Note sur le rythme dans les sciences de l’homme et de la société de 1940 à nos jours

Pascal Michon
Article publié le 10 juin 2010
Pour citer cet article : Pascal Michon , « Note sur le rythme dans les sciences de l’homme et de la société de 1940 à nos jours  », Rhuthmos, 10 juin 2010 [en ligne]. https://www.rhuthmos.eu/spip.php?article15

 Jusqu’aux années 1960, dans les sciences de l’homme et de la société, les recherches concernant les rythmes restent sur la lancée de l’entre-deux-guerres. Gurvitch propose de grandes synthèses théoriques où le rythme, sous la forme des tempos de la vie sociale, est en bonne place (La Vocation actuelle de la sociologie, 1950 ; Traité de sociologie, 1958-60). La sociologie du travail est particulièrement active avec les travaux de Friedmann consacrées au travail à la chaîne (Le Travail en miettes, 1956). L’anthropologie générale et préhistorique de Leroi-Gourhan jette également une intense lumière sur le rôle du rythme dans l’histoire anthropologique (Le Geste et la Parole, 1964-65).

 Pourtant, après 1965, l’intérêt pour le rythme disparaît dans les sciences sociales. Jean-Pierre Vernant en parle occasionnellement, quand on l’évoque avec lui, mais il n’écrit rien à son sujet. Le sociologue Henri Lefebvre publie encore un opuscule inspiré des réflexions menées avant la guerre par Bachelard (Éléments de rythmanalyse, 1992) toutefois ce texte tardif et un peu secret a peu d’écho chez les sociologues.

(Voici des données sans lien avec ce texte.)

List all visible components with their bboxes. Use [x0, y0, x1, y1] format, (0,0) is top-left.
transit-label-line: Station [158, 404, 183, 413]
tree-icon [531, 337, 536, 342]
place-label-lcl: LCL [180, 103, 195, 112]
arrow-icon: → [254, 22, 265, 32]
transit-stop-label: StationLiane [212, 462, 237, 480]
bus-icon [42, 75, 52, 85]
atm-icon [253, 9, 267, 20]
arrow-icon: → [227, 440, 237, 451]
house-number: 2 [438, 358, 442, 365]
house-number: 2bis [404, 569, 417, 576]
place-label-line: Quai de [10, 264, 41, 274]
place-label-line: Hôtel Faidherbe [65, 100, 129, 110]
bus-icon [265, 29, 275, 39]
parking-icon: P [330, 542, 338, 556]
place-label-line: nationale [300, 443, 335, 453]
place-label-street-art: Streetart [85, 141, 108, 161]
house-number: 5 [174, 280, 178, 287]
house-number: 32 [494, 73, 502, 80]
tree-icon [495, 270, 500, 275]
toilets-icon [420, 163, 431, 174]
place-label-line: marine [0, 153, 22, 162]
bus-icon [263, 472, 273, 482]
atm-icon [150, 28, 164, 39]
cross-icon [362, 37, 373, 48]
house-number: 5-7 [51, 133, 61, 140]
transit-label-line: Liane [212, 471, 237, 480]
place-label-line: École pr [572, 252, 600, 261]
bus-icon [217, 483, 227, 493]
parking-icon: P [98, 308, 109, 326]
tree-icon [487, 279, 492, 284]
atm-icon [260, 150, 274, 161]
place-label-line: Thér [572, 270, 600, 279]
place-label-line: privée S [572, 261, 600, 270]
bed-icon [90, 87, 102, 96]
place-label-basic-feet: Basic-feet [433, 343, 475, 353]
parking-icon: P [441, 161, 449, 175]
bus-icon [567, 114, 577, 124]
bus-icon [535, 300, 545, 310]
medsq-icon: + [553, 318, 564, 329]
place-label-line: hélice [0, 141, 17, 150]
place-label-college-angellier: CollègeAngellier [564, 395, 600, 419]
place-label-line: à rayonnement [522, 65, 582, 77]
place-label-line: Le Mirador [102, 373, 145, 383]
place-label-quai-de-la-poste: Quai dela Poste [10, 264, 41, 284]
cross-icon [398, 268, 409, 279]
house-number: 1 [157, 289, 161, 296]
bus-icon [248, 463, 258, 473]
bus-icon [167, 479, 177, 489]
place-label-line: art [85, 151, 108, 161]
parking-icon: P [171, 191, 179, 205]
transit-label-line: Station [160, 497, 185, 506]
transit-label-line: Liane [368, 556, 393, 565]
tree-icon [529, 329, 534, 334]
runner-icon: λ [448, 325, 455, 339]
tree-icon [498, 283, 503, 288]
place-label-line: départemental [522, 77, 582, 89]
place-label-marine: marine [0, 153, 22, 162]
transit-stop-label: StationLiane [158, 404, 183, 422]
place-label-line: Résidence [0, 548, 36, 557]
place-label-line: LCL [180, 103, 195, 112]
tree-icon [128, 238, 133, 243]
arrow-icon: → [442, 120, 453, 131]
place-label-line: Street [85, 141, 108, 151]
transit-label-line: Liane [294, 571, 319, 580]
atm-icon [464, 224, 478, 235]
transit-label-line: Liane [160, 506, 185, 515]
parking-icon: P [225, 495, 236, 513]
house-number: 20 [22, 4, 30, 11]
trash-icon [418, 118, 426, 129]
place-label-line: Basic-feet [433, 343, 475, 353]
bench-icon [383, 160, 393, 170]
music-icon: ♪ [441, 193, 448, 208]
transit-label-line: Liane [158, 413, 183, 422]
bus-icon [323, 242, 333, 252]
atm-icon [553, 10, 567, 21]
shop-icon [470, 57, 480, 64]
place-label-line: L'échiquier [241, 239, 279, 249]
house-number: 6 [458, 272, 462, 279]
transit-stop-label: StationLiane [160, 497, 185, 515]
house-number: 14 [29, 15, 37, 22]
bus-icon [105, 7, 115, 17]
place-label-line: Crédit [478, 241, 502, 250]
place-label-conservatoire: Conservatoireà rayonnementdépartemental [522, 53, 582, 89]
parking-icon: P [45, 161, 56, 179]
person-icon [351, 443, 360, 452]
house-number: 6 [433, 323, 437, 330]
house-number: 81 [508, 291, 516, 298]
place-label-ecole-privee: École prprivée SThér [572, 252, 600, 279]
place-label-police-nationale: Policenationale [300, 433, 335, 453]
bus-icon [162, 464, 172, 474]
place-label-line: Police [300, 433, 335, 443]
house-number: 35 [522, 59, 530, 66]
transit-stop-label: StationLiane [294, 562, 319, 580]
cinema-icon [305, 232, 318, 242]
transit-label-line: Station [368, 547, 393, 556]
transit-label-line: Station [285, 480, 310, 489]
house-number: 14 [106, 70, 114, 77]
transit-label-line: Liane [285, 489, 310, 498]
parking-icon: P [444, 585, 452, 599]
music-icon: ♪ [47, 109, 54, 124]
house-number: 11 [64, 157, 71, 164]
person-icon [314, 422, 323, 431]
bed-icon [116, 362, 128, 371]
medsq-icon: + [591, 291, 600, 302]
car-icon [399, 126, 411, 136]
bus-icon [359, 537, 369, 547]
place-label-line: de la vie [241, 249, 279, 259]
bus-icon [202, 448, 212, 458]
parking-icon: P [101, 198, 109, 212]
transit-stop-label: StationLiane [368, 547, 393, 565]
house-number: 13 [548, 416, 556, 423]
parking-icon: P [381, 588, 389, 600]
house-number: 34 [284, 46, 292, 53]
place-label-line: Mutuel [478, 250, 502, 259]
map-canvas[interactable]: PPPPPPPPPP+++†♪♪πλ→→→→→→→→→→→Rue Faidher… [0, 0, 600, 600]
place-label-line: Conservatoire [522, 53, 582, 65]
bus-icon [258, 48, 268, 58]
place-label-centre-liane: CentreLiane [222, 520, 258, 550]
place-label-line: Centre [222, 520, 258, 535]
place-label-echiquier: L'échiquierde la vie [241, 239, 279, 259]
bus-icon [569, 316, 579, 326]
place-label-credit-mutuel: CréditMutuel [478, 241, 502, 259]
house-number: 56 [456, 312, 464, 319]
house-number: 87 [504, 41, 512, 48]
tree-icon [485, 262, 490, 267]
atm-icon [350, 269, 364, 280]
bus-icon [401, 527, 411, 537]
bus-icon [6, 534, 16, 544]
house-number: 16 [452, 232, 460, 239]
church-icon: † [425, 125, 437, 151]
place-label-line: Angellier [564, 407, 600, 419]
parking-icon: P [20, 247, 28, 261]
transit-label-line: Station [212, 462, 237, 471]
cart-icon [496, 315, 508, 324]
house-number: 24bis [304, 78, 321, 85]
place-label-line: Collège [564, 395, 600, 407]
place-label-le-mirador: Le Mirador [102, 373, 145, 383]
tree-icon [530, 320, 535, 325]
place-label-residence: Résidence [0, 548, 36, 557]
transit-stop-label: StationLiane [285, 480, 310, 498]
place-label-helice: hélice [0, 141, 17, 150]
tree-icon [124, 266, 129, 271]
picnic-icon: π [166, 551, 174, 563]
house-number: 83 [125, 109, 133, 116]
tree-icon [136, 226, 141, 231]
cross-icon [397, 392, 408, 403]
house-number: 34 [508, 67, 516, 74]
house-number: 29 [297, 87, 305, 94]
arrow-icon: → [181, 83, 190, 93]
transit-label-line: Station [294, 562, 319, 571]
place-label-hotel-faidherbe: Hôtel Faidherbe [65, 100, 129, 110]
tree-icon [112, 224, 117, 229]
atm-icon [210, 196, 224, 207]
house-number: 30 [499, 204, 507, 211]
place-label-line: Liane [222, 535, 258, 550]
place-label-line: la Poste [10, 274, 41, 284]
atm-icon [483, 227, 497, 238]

 Après une période de latence d’une dizaine d’années, l’intérêt pour le rythme glisse vers des disciplines extérieures aux sciences humaines et sociales, essentiellement vers la philosophie avec Foucault (Surveiller et punir, 1975), Deleuze-Guattari (Mille plateaux, 1980), Maldiney (dans ses travaux phénoménologiques sur les rythmes de l’art et de l’existence) et en poétique avec Barthes (Comment vivre ensemble, 1976-77) et surtout Meschonnic (Critique du rythme, 1982). Il faut noter, toutefois, la publication de Pour un autre Moyen Age. Temps, travail et culture en Occident de Le Goff, qui contient au moins deux textes importants concernant le rythme.

 Cette remarquable flambée n’a pas de suites immédiates. Dans les années 1980 et la première moitié de la décennie suivante, l’heure est aux modèles individualistes ou au mieux à de multiples tentatives pour réaccorder des principes jusque-là dissociés : les individus et les systèmes, la Gesellschaft et la Gemeinschaft, le juste et le bien commun, le libéralisme et le républicanisme.

 Ce n’est que vers la fin des années 1990 que le rythme commence, lentement, à réémerger. Il constitue aujourd’hui une force ascendante prête à s’imposer sur les plans aussi bien épistémologique qu’éthique et politique.